The author believes that inflation is the single biggest threat to your retirement and has a lot of evidence to back that claim up. How do you adjust your plan to take these risks into account?
Well, you need to buy the book to find out that juicy information. I feel like I might get in trouble if I just type out the whole book here…
There’s a lot I could cover, but I’m going to limit myself to just a few takeaways I got from “How Much Do I Need to Retire?”.
Plexus Asset Management Study
Something that I found particularly interesting in this book was a study from Plexus Asset Management. It analyzed the 10-year returns of the S&P 500 from 1871 to 2007. They took these returns and compared them to the S&P 500 Index price-to-earnings ratios (P/E Ratio).
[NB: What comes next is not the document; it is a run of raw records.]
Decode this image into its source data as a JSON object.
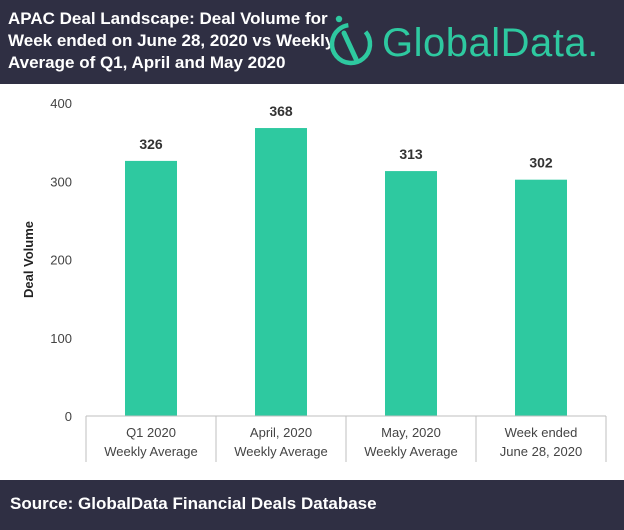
{
  "header": {
    "title_lines": [
      "APAC Deal Landscape: Deal Volume for",
      "Week ended on June 28, 2020 vs Weekly",
      "Average of Q1, April and May 2020"
    ],
    "logo_text": "GlobalData.",
    "logo_icon": "globaldata-logo-icon"
  },
  "colors": {
    "header_bg": "#2f2f43",
    "bar": "#2ec9a0",
    "brand": "#2ec9a0"
  },
  "chart_data": {
    "type": "bar",
    "categories": [
      [
        "Q1 2020",
        "Weekly Average"
      ],
      [
        "April, 2020",
        "Weekly Average"
      ],
      [
        "May, 2020",
        "Weekly Average"
      ],
      [
        "Week ended",
        "June 28, 2020"
      ]
    ],
    "values": [
      326,
      368,
      313,
      302
    ],
    "data_labels": [
      "326",
      "368",
      "313",
      "302"
    ],
    "ylabel": "Deal Volume",
    "xlabel": "",
    "ylim": [
      0,
      400
    ],
    "yticks": [
      "0",
      "100",
      "200",
      "300",
      "400"
    ],
    "grid": false
  },
  "footer": {
    "source": "Source: GlobalData Financial Deals Database"
  }
}
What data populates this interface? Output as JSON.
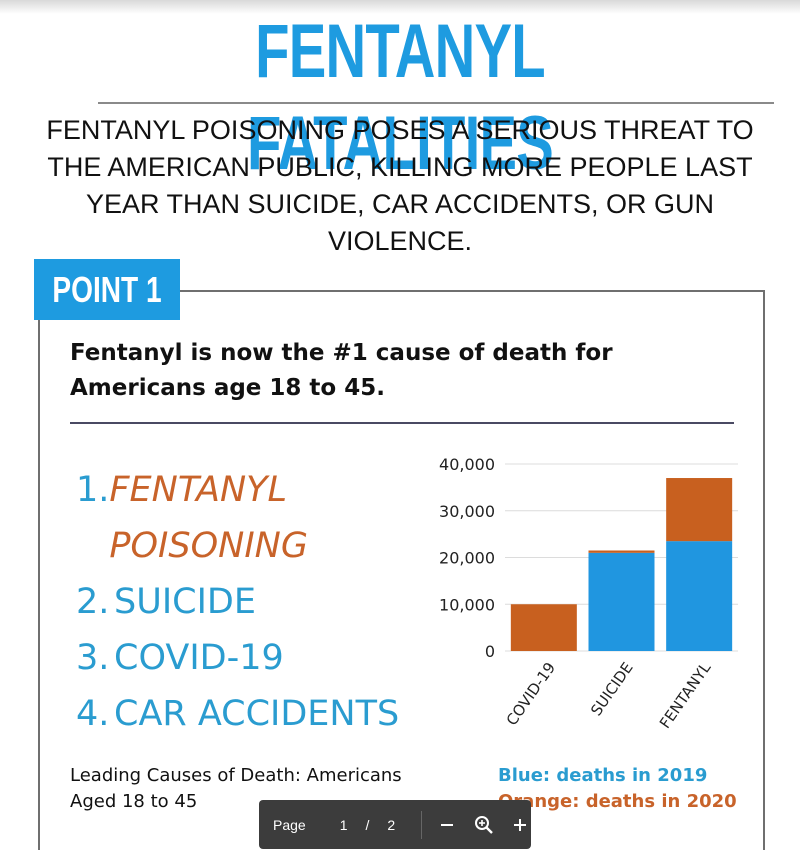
{
  "title": "FENTANYL FATALITIES",
  "intro": "FENTANYL POISONING POSES A SERIOUS THREAT TO THE AMERICAN PUBLIC, KILLING MORE PEOPLE LAST YEAR THAN SUICIDE, CAR ACCIDENTS, OR GUN VIOLENCE.",
  "point_label": "POINT 1",
  "statement": "Fentanyl is now the #1 cause of death for Americans age 18 to 45.",
  "causes": [
    {
      "num": "1.",
      "text": "FENTANYL POISONING"
    },
    {
      "num": "2.",
      "text": "SUICIDE"
    },
    {
      "num": "3.",
      "text": "COVID-19"
    },
    {
      "num": "4.",
      "text": "CAR ACCIDENTS"
    }
  ],
  "caption": "Leading Causes of Death: Americans Aged 18 to 45",
  "legend": {
    "blue": "Blue: deaths in 2019",
    "orange": "Orange: deaths in 2020"
  },
  "colors": {
    "blue": "#2a9cd0",
    "orange": "#c8632a",
    "title_blue": "#1e9be0"
  },
  "chart_data": {
    "type": "bar",
    "stacked": true,
    "categories": [
      "COVID-19",
      "SUICIDE",
      "FENTANYL"
    ],
    "series": [
      {
        "name": "Blue: deaths in 2019",
        "color": "#2096e0",
        "values": [
          0,
          21000,
          23500
        ]
      },
      {
        "name": "Orange: deaths in 2020",
        "color": "#c8601f",
        "values": [
          10000,
          500,
          13500
        ]
      }
    ],
    "yticks": [
      "0",
      "10,000",
      "20,000",
      "30,000",
      "40,000"
    ],
    "ylim": [
      0,
      40000
    ],
    "grid": true
  },
  "pager": {
    "label": "Page",
    "current": "1",
    "separator": "/",
    "total": "2"
  },
  "icons": {
    "zoom_out": "minus-icon",
    "zoom_in": "zoom-in-icon",
    "add": "plus-icon"
  }
}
Also known as cyclically adjusted price earnings ratio (CAPE ratio) . The comparison happened at the beginning of holding periods.
Basically, if you invested a lump sum in 1953, and the CAPE ratio was 17 at the time, what would your returns over the next 10 years be? How about if you invested a lump sum in 1978, and the CAPE ratio was 11 at the time, what would your returns be over the next 10 years? Etc. etc. etc.
What’s cool here is that the data taught us that you can predict with reasonable certainty what kind of returns you’ll get from the S&P 500 index over the next 10 years by looking at today’s CAPE ratio.
If the CAPE ratio is around 22 then you can expect an average subsequent inflation-adjusted annual return of just 3.2%. On the other hand, if the ratio is at the beginning of your holding period is around 8.5, then you’re looking at average 10-year subsequent returns of 11% annually.
Therefore, the higher the CAPE ratio at the beginning of your investing horizon, the lower your 10-year annualized returns will be. Can you guess what the CAPE ratio is at the time of writing this?
… 23. Scary stuff…
How To Mitigate This Risk
Luckily for people who are approaching retirement during times of high P/E ratios, there’s ways of mitigating these risks. The author states that one way to reduce risk is to reallocate the bulk of your assets to rental real estate and bonds. As ratios start to fall back into more favorable levels, you can buy back stocks, as necessary.
P/E Ratio House Example
If you’re confused on how a price-to-earnings ratio could predict your investment return over a period, that’s okay. The author uses a helpful metaphor in the book to help clarify. Let’s say someone’s selling a house that rents for $1,000/month. Buying that house for $200,000 (price) and renting it out for $1,000/month or $12,000/year (earnings) would result in a P/E ratio of 16.7 (200,000 / 12,000). Alternatively, if you were to buy that house for $50,000 and rent it out for that same $1,000/month then your P/E ratio would be 4.2 (50,000 / 12,000).
With a low P/E ratio like in the scenario above, you could buy 4 houses for the price of the high P/E ratio house and make $4,000/month instead of $1,000/month. That’s just like how the stock market works. Low P/E ratios mean you can invest the same amount of money, but the stocks that you buy will be earning you a lot more money.
Another great piece of knowledge I gained by reading “How Much Do I Need to Retire?” has to do with sequence of returns risk and how it applies to the 4% rule. This topic eventually breaks down the difference between average and compound returns. It also expands on how you should only spend compound returns. The author goes into detail on how the first decade of your retirement makes or breaks your financial security.
I could go on and on about the new information I have rolling around in my head after reading this book, but I leave you with this: If you want to better prepare yourself for retirement, then buy “How Much Money Do I Need to Retire?” and start questioning some of the assumptions in your current plan. It will pay dividends in the future.